Pacific Cataract and Laser Institute optometrists Brooks Alldredge, OD, and Kerri Norris, OD, FAAO, discuss comanagement of cataract, refractive, glaucoma and corneal surgical cases, including surgical concepts and postoperative complications. The authors report no financial disclosures.

BLOG: Three questions to ask before the consult

“What’s the very first thing you want to know before you are about to see a new patient referred for cataract surgery?”

That’s often the first question we ask our student externs on the first day of their rotation at Pacific Cataract and Laser Institute.

Our practice has long been a learning site for externs and residents as well as experienced optometrists and even optometry school faculty. No matter their program – externship, residency or fellowship – we teach them as though they are newly hired doctors at our practice, soon to be responsible for important decisions.
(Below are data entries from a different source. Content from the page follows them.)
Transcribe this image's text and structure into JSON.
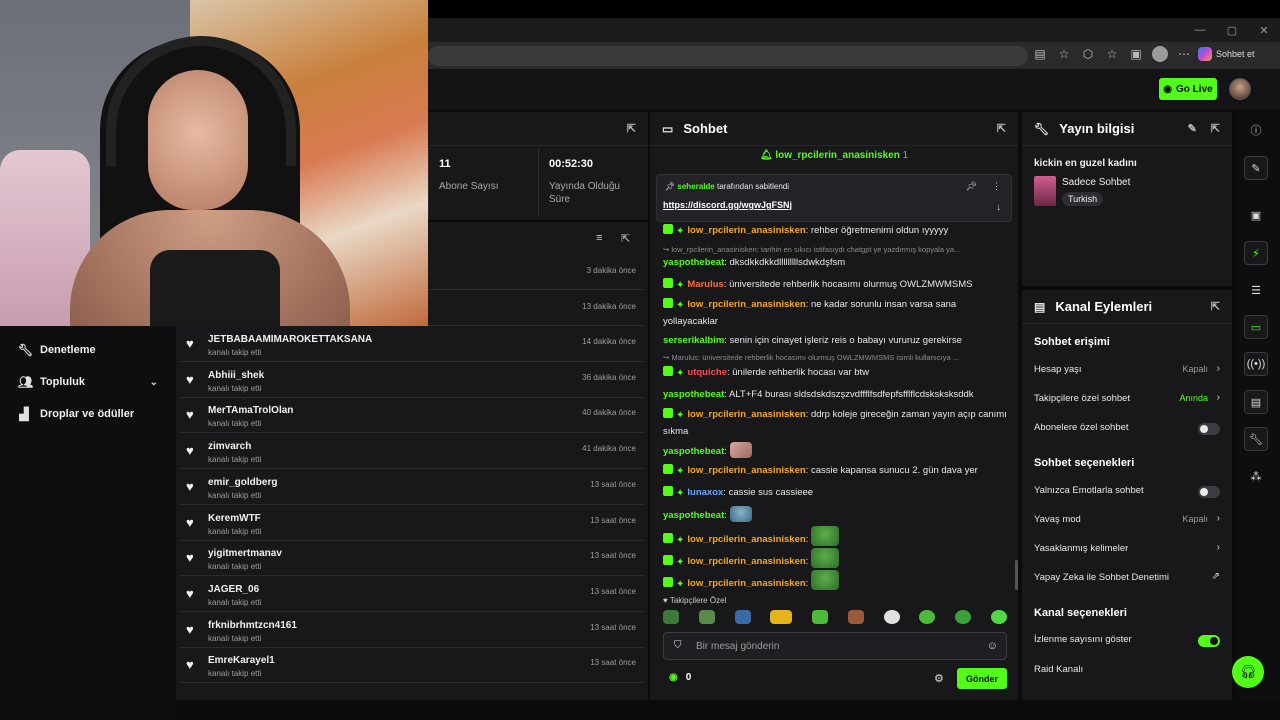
{
  "browser": {
    "copilot_label": "Sohbet et"
  },
  "header": {
    "go_live": "Go Live"
  },
  "nav": {
    "items": [
      {
        "label": "Denetleme",
        "icon": "wrench-icon"
      },
      {
        "label": "Topluluk",
        "icon": "people-icon"
      },
      {
        "label": "Droplar ve ödüller",
        "icon": "gift-icon"
      }
    ]
  },
  "stats": {
    "subs_value": "11",
    "subs_label": "Abone Sayısı",
    "live_value": "00:52:30",
    "live_label": "Yayında Olduğu Süre"
  },
  "follows": {
    "top_times": [
      "3 dakika önce",
      "13 dakika önce"
    ],
    "rows": [
      {
        "name": "JETBABAAMIMAROKETTAKSANA",
        "sub": "kanalı takip etti",
        "time": "14 dakika önce"
      },
      {
        "name": "Abhiii_shek",
        "sub": "kanalı takip etti",
        "time": "36 dakika önce"
      },
      {
        "name": "MerTAmaTrolOlan",
        "sub": "kanalı takip etti",
        "time": "40 dakika önce"
      },
      {
        "name": "zimvarch",
        "sub": "kanalı takip etti",
        "time": "41 dakika önce"
      },
      {
        "name": "emir_goldberg",
        "sub": "kanalı takip etti",
        "time": "13 saat önce"
      },
      {
        "name": "KeremWTF",
        "sub": "kanalı takip etti",
        "time": "13 saat önce"
      },
      {
        "name": "yigitmertmanav",
        "sub": "kanalı takip etti",
        "time": "13 saat önce"
      },
      {
        "name": "JAGER_06",
        "sub": "kanalı takip etti",
        "time": "13 saat önce"
      },
      {
        "name": "frknibrhmtzcn4161",
        "sub": "kanalı takip etti",
        "time": "13 saat önce"
      },
      {
        "name": "EmreKarayel1",
        "sub": "kanalı takip etti",
        "time": "13 saat önce"
      }
    ]
  },
  "chat": {
    "title": "Sohbet",
    "top_user": "low_rpcilerin_anasinisken",
    "top_count": "1",
    "pinned_by_user": "seheralde",
    "pinned_by_suffix": "tarafından sabitlendi",
    "pinned_link": "https://discord.gg/wgwJgFSNj",
    "messages": [
      {
        "user": "low_rpcilerin_anasinisken",
        "color": "#f5a623",
        "text": ": rehber öğretmenimi oldun ıyyyyy",
        "badges": true
      },
      {
        "reply": "low_rpcilerin_anasinisken: tarihin en sıkıcı istifasıydı chatgpt ye yazdırmış kopyala ya..."
      },
      {
        "user": "yaspothebeat",
        "color": "#53fc18",
        "text": ": dksdkkdkkdlllllllllsdwkdşfsm"
      },
      {
        "user": "Marulus",
        "color": "#ff6a3d",
        "text": ": üniversitede rehberlik hocasımı olurmuş OWLZMWMSMS",
        "badges": true
      },
      {
        "user": "low_rpcilerin_anasinisken",
        "color": "#f5a623",
        "text": ": ne kadar sorunlu insan varsa sana yollayacaklar",
        "badges": true
      },
      {
        "user": "serserikalbim",
        "color": "#53fc18",
        "text": ": senin için cinayet işleriz reis o babayı vururuz gerekirse"
      },
      {
        "reply": "Marulus: üniversitede rehberlik hocasımı olurmuş OWLZMWMSMS isimli kullanıcıya ..."
      },
      {
        "user": "utquiche",
        "color": "#ff4d4d",
        "text": ": ünilerde rehberlik hocası var btw",
        "badges": true
      },
      {
        "user": "yaspothebeat",
        "color": "#53fc18",
        "text": ": ALT+F4 burası sldsdskdszşzvdffflfsdfepfsfflflcdsksksksddk"
      },
      {
        "user": "low_rpcilerin_anasinisken",
        "color": "#f5a623",
        "text": ": ddrp koleje gireceğin zaman yayın açıp canımı sıkma",
        "badges": true
      },
      {
        "user": "yaspothebeat",
        "color": "#53fc18",
        "text": ":",
        "emote": "hand"
      },
      {
        "user": "low_rpcilerin_anasinisken",
        "color": "#f5a623",
        "text": ": cassie kapansa sunucu 2. gün dava yer",
        "badges": true
      },
      {
        "user": "lunaxox",
        "color": "#6aa8ff",
        "text": ": cassie sus cassieee",
        "badges": true
      },
      {
        "user": "yaspothebeat",
        "color": "#53fc18",
        "text": ":",
        "emote": "pepe"
      },
      {
        "user": "low_rpcilerin_anasinisken",
        "color": "#f5a623",
        "text": ":",
        "emote": "frog",
        "badges": true
      },
      {
        "user": "low_rpcilerin_anasinisken",
        "color": "#f5a623",
        "text": ":",
        "emote": "frog",
        "badges": true
      },
      {
        "user": "low_rpcilerin_anasinisken",
        "color": "#f5a623",
        "text": ":",
        "emote": "frog",
        "badges": true
      }
    ],
    "emote_section_label": "Takipçilere Özel",
    "input_placeholder": "Bir mesaj gönderin",
    "viewer_count": "0",
    "send_label": "Gönder"
  },
  "info": {
    "title": "Yayın bilgisi",
    "stream_title": "kickin en guzel kadını",
    "category": "Sadece Sohbet",
    "tag": "Turkish"
  },
  "actions": {
    "title": "Kanal Eylemleri",
    "chat_access": "Sohbet erişimi",
    "account_age": "Hesap yaşı",
    "account_age_val": "Kapalı",
    "followers_only": "Takipçilere özel sohbet",
    "followers_only_val": "Anında",
    "subs_only": "Abonelere özel sohbet",
    "chat_options": "Sohbet seçenekleri",
    "emote_only": "Yalnızca Emotlarla sohbet",
    "slow_mode": "Yavaş mod",
    "slow_mode_val": "Kapalı",
    "banned_words": "Yasaklanmış kelimeler",
    "ai_mod": "Yapay Zeka ile Sohbet Denetimi",
    "channel_options": "Kanal seçenekleri",
    "show_viewers": "İzlenme sayısını göster",
    "raid": "Raid Kanalı"
  }
}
What’s the surgery plan? What type and power of IOL will be used? Which eye first, and why? Are there co-existing problems that may lead to a complication or prevent a good outcome? If so, do those need to be addressed first? Do additional pre- or postop medicines need to be prescribed? Perhaps most important, should we even do surgery at all?

And while very few will ever have careers at a referral-only medical and surgical optometric comanagement center like PCLI, we want them to thoroughly understand how our responsibilities and roles are different compared to optometrists in primary care.

By the time we ask that question, our patients have been thoroughly quizzed, measured, examined and counseled by highly trained technicians, and it’s all documented in the electronic health record. Calculations of the power of several types of IOLs that will correct that patient’s eyes are complete. What’s left for the optometrist to ask? Plenty.

The answer that most externs give to that question is usually intelligent and thoughtful, if understandably hesitating and quiet: What’s their chief complaint? Which eye is bothering them the most? Have they had prior eye problems or surgery?

All good answers. But this is the answer: What is it that their referring doctor wants us to do?

We look at the referral first, before anything else. We know our referring doctors well individually, their specific preferences, and the meaning of what is included or not included in both their written and spoken communications. What has the referring doctor told the patient about their condition and any other problems that can limit vision after surgery? Have toric or multifocal IOL options been discussed and decided on? Has a target postop refractive error been determined? Which eye will be treated first, and when will the second eye be scheduled?